Sheikh Aminu Daurawa stepped down a day after state governor Abba Kabir Yusuf accused the Sharia police, called Hisbah, of assaults and dehumanising suspects during operations against hotels, brothels and immoral joints.
The rift highlights the divisions over how social media influencers are managed in northern Nigeria’s conservative Muslim society, with clerics opting for a harsh approach and politicians preferring more conciliatory engagement.
“I apologise to the governor who is infuriated by what we have done and hereby resign,” Daurawa said in a video he posted online Friday.
He said that his aim was “instilling moral sanity” and that he tried encouraging filmmakers and TikTok users to “sanitise” their content to “make them tally with religious and cultural values”.
“Some of them have continued with the immoral acts and we have done what we believe is the best in that regard,” Daurawa said.
He was apparently referring to the arrest and arraignment in court of social media influencers for posting semi-nude videos and others containing obscenities considered immoral.
Murja Kunya, a TikTok celebrity with a huge following, is on trial for immoral social media videos while Ado Gwanja, a popular singer, was declared wanted by a judge for releasing a song the Hisbah deemed immoral.
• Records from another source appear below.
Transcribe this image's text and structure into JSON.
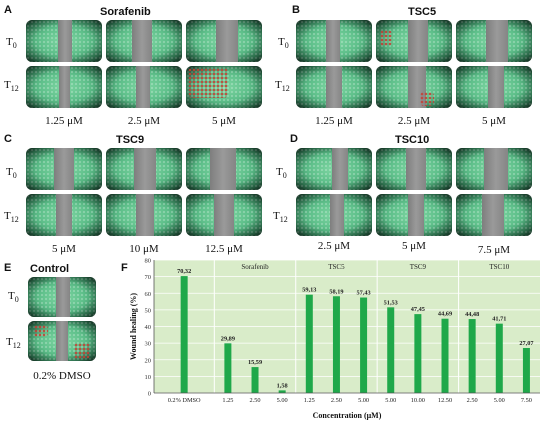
{
  "panels": {
    "A": {
      "letter": "A",
      "title": "Sorafenib",
      "rows": [
        "T0",
        "T12"
      ],
      "concentrations": [
        "1.25 μM",
        "2.5 μM",
        "5 μM"
      ]
    },
    "B": {
      "letter": "B",
      "title": "TSC5",
      "rows": [
        "T0",
        "T12"
      ],
      "concentrations": [
        "1.25 μM",
        "2.5 μM",
        "5 μM"
      ]
    },
    "C": {
      "letter": "C",
      "title": "TSC9",
      "rows": [
        "T0",
        "T12"
      ],
      "concentrations": [
        "5 μM",
        "10 μM",
        "12.5 μM"
      ]
    },
    "D": {
      "letter": "D",
      "title": "TSC10",
      "rows": [
        "T0",
        "T12"
      ],
      "concentrations": [
        "2.5 μM",
        "5 μM",
        "7.5 μM"
      ]
    },
    "E": {
      "letter": "E",
      "title": "Control",
      "rows": [
        "T0",
        "T12"
      ],
      "concentrations": [
        "0.2% DMSO"
      ]
    }
  },
  "chart_letter": "F",
  "chart_data": {
    "type": "bar",
    "xlabel": "Concentration (μM)",
    "ylabel": "Wound healing (%)",
    "ylim": [
      0,
      80
    ],
    "yticks": [
      0,
      10,
      20,
      30,
      40,
      50,
      60,
      70,
      80
    ],
    "grid": true,
    "bar_color": "#1fa84a",
    "background_color": "#d9ecc9",
    "groups": [
      {
        "name": "",
        "categories": [
          "0.2% DMSO"
        ],
        "values": [
          70.32
        ],
        "labels": [
          "70,32"
        ]
      },
      {
        "name": "Sorafenib",
        "categories": [
          "1.25",
          "2.50",
          "5.00"
        ],
        "values": [
          29.89,
          15.59,
          1.58
        ],
        "labels": [
          "29,89",
          "15,59",
          "1,58"
        ]
      },
      {
        "name": "TSC5",
        "categories": [
          "1.25",
          "2.50",
          "5.00"
        ],
        "values": [
          59.13,
          58.19,
          57.43
        ],
        "labels": [
          "59,13",
          "58,19",
          "57,43"
        ]
      },
      {
        "name": "TSC9",
        "categories": [
          "5.00",
          "10.00",
          "12.50"
        ],
        "values": [
          51.53,
          47.45,
          44.69
        ],
        "labels": [
          "51,53",
          "47,45",
          "44,69"
        ]
      },
      {
        "name": "TSC10",
        "categories": [
          "2.50",
          "5.00",
          "7.50"
        ],
        "values": [
          44.48,
          41.71,
          27.07
        ],
        "labels": [
          "44,48",
          "41,71",
          "27,07"
        ]
      }
    ]
  }
}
Kano is one of 12 predominantly Muslim northern states where Islamic Sharia law runs side by side with common law.
The state government established the Hisbah in 2000 to enforce Sharia provisions, which mandated it to raid taverns and brothels and crack down on all forms of immorality.
The force is also empowered to sanction filmmakers and social media influencers over content deemed to contravene Sharia morality.
‘Serious mistake’
During a meeting with Muslim clerics in his office on Thursday, Yusuf chided the Hisbah for high-handedness in carrying out raids that endangered the lives of suspects and exposed them to abuse.
“I saw a video clip that disturbed me… Young men and women were pursued with sticks to make them trip and fall,” Yusuf told the gathering.
“They were being seized like goats and thrown into vans… We think this is a serious mistake,” Yusuf said.
He called on a change in Hisbah strategy and warned that such dehumanisation and strictness would only harden the young people they were meant to reform.
Yusuf suggested joint raids of suspected immoral spots by Hisbah, police and paramilitary civil defence personnel who would arrest suspects and hand them over to relevant authorities for prosecution.
“Preaching with wisdom, compassion and understanding is what brings a delinquent back to his senses and leads him to repentance and be reintegrated into society,” Yusuf said.